Dalsza część artykułu pod materiałem wideo
Post ten skomentował były premier Mateusz Morawiecki. "Platforma Obywatelska jako partia walcząca o niskie bezrobocie i wysokie pensje Polaków. Piekło zamarzło" - napisał Morawiecki. Dodał także, że przypomina dane za czasów poprzedni rządów Donalda Tuska.
Średnia pensja, gdy Donald Tusk we wrześniu 2014 r. uciekał do Brukseli: 3900 zł. W grudniu 2023 r. – 8033 zł. Najwyższe bezrobocie za waszych czasów – 14,4 proc. Kiedy przekazywaliśmy władzę w grudniu – 5,1 proc.
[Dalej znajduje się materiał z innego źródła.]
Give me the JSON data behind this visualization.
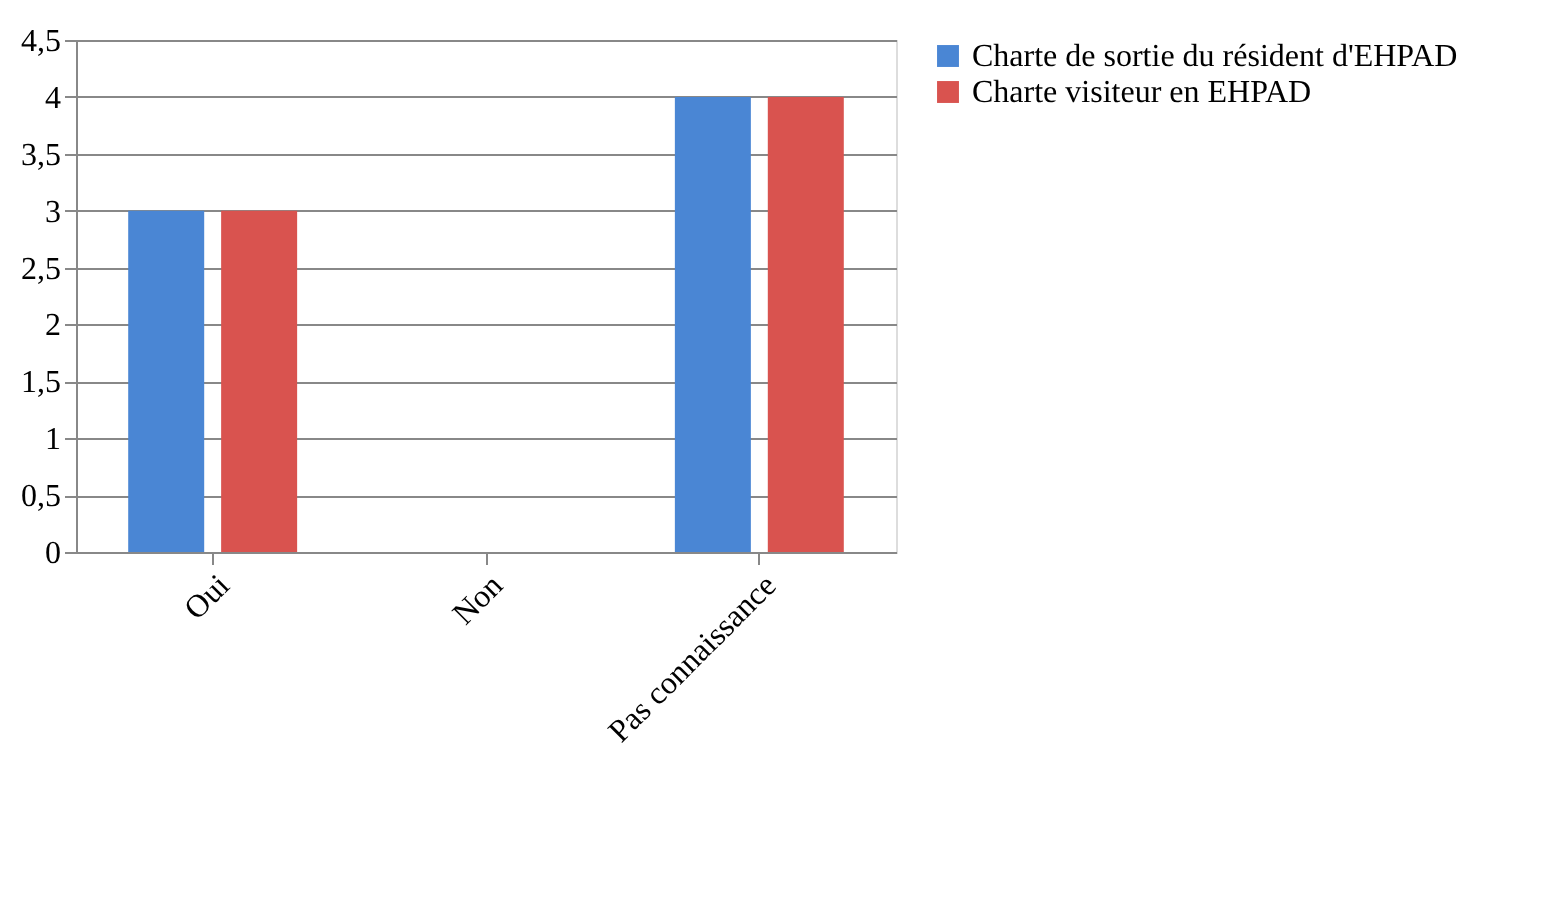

Kwota wolna od podatku (PIT) pod waszymi rządami: 3 tys. złotych. Za moich czasów: 30 tys. złotych - wskazał były premier.
Wymiana zdań między byłym i obecnym premierem
Od jakiegoś czasu były i obecny premier wymieniają się uszczypliwościami w serwisie X. Niedawna odsłona ich erystycznego pojedynku skupiła się na kwestii migrantów, którzy w ostatnich latach masowo napływali do Polski, jak i fali zamykania zakładów nad Wisłą, o czym regularnie informujemy w money.pl.
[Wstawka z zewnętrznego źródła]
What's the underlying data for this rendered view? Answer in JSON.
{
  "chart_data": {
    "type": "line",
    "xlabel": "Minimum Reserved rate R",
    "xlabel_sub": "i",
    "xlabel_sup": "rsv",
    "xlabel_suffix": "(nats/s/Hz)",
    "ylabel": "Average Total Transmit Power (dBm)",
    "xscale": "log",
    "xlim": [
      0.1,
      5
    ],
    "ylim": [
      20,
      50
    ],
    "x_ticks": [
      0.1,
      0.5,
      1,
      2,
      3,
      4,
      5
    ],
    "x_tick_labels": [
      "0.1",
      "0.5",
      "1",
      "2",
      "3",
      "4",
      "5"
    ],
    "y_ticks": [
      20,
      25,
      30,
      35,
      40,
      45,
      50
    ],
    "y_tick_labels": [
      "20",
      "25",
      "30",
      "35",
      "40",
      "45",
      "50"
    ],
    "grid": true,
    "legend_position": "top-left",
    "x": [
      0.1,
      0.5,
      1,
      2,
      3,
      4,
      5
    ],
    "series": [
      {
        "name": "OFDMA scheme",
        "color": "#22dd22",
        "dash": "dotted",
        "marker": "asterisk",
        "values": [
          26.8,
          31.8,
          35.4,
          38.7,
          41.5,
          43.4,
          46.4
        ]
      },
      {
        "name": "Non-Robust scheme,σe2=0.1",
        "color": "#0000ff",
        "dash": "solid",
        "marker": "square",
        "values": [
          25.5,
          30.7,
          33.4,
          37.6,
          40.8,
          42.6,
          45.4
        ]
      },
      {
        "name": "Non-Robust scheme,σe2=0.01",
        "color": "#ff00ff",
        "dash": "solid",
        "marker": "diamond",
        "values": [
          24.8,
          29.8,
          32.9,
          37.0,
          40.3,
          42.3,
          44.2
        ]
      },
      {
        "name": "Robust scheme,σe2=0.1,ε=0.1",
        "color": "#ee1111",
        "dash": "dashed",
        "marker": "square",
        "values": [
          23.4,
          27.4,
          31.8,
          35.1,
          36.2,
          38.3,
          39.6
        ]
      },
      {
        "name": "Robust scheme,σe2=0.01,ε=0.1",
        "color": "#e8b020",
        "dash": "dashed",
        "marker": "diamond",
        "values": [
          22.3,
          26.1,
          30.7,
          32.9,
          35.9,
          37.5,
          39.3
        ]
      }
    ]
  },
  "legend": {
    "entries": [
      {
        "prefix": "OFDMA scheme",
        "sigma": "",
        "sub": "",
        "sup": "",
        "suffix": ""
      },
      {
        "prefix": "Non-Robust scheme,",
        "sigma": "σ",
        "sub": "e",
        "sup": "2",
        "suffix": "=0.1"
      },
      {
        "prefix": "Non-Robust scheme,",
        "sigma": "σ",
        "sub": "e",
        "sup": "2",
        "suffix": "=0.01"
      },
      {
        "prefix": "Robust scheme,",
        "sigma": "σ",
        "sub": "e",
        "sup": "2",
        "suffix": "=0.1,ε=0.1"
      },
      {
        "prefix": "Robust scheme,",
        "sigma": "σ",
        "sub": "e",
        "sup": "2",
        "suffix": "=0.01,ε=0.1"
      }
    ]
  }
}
Ostatni, wtorkowy spór w mediach społecznościowych rozpoczął Mateusz Morawiecki. Jak stwierdził, przeciwko paktowi migracyjnemu, który przyjął w ostatnim czasie Parlament Europejski, głosowało 10 mln Polaków. "Polacy w zdecydowany sposób mówią STOP nielegalnej imigracji. Niestety, premier Donald Tusk postanowił zignorować ich głosy i referendum" – stwierdził wiceszef Prawa i Sprawiedliwości.
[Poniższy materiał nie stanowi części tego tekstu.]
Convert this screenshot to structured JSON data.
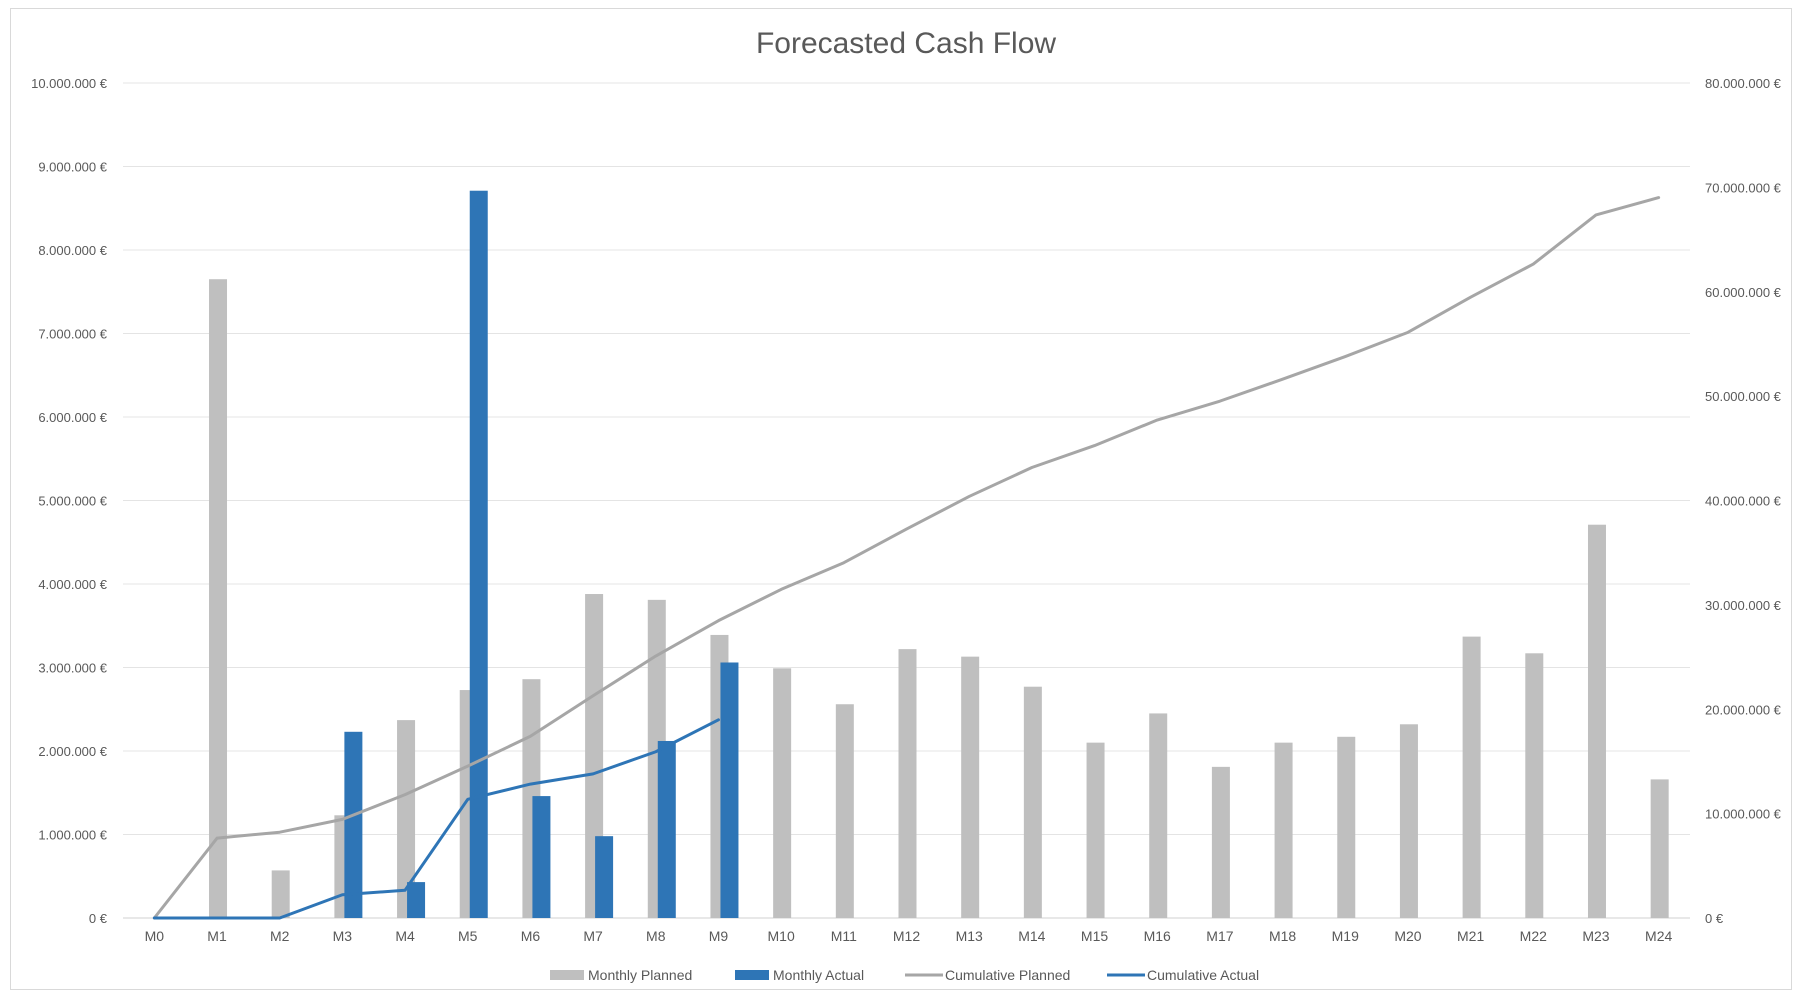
{
  "chart_data": {
    "type": "bar",
    "title": "Forecasted Cash Flow",
    "categories": [
      "M0",
      "M1",
      "M2",
      "M3",
      "M4",
      "M5",
      "M6",
      "M7",
      "M8",
      "M9",
      "M10",
      "M11",
      "M12",
      "M13",
      "M14",
      "M15",
      "M16",
      "M17",
      "M18",
      "M19",
      "M20",
      "M21",
      "M22",
      "M23",
      "M24"
    ],
    "y_left": {
      "range": [
        0,
        10000000
      ],
      "ticks": [
        0,
        1000000,
        2000000,
        3000000,
        4000000,
        5000000,
        6000000,
        7000000,
        8000000,
        9000000,
        10000000
      ],
      "tick_labels": [
        "0 €",
        "1.000.000 €",
        "2.000.000 €",
        "3.000.000 €",
        "4.000.000 €",
        "5.000.000 €",
        "6.000.000 €",
        "7.000.000 €",
        "8.000.000 €",
        "9.000.000 €",
        "10.000.000 €"
      ]
    },
    "y_right": {
      "range": [
        0,
        80000000
      ],
      "ticks": [
        0,
        10000000,
        20000000,
        30000000,
        40000000,
        50000000,
        60000000,
        70000000,
        80000000
      ],
      "tick_labels": [
        "0 €",
        "10.000.000 €",
        "20.000.000 €",
        "30.000.000 €",
        "40.000.000 €",
        "50.000.000 €",
        "60.000.000 €",
        "70.000.000 €",
        "80.000.000 €"
      ]
    },
    "grid": true,
    "legend_position": "bottom",
    "series": [
      {
        "name": "Monthly Planned",
        "kind": "bar",
        "axis": "left",
        "color": "#bfbfbf",
        "values": [
          0,
          7650000,
          570000,
          1230000,
          2370000,
          2730000,
          2860000,
          3880000,
          3810000,
          3390000,
          2990000,
          2560000,
          3220000,
          3130000,
          2770000,
          2100000,
          2450000,
          1810000,
          2100000,
          2170000,
          2320000,
          3370000,
          3170000,
          4710000,
          1660000
        ]
      },
      {
        "name": "Monthly Actual",
        "kind": "bar",
        "axis": "left",
        "color": "#2e75b6",
        "values": [
          0,
          0,
          0,
          2230000,
          430000,
          8710000,
          1460000,
          980000,
          2120000,
          3060000,
          null,
          null,
          null,
          null,
          null,
          null,
          null,
          null,
          null,
          null,
          null,
          null,
          null,
          null,
          null
        ]
      },
      {
        "name": "Cumulative Planned",
        "kind": "line",
        "axis": "right",
        "color": "#a6a6a6",
        "values": [
          0,
          7650000,
          8220000,
          9450000,
          11820000,
          14550000,
          17410000,
          21290000,
          25100000,
          28490000,
          31480000,
          34040000,
          37260000,
          40390000,
          43160000,
          45260000,
          47710000,
          49520000,
          51620000,
          53790000,
          56110000,
          59480000,
          62650000,
          67360000,
          69020000
        ]
      },
      {
        "name": "Cumulative Actual",
        "kind": "line",
        "axis": "right",
        "color": "#2e75b6",
        "values": [
          0,
          0,
          0,
          2230000,
          2660000,
          11370000,
          12830000,
          13810000,
          15930000,
          18990000,
          null,
          null,
          null,
          null,
          null,
          null,
          null,
          null,
          null,
          null,
          null,
          null,
          null,
          null,
          null
        ]
      }
    ]
  }
}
Donald Tusk nie pozostał mu dłużny. "Mateusz Morawiecki odpowiada jako były premier za sprowadzenie setek tysięcy przybyszów z Afryki i Azji do Polski. Dziś usiłuje nieudolnie zagrać rolę twardziela w sprawie migracji. Mateuszu, od kłamstwa gorsze jest tylko głupie kłamstwo" – odparował premier w serwisie X.
Nawiązał w ten sposób do tzw. afery wizowej, która wybuchła za czasów rządów Zjednoczonej Prawicy. Dotyczyła nieprawidłowości przy składaniu wniosków o wydanie kilkuset wiz w ciągu półtora roku. Zatwierdzona miała być jedynie połowa z nich. Sprawę wyjaśnia Prokuratura Krajowa wspólnie z Centralnym Biurem Antykorupcyjnym. Zajmuje się nią również sejmowa komisja śledcza.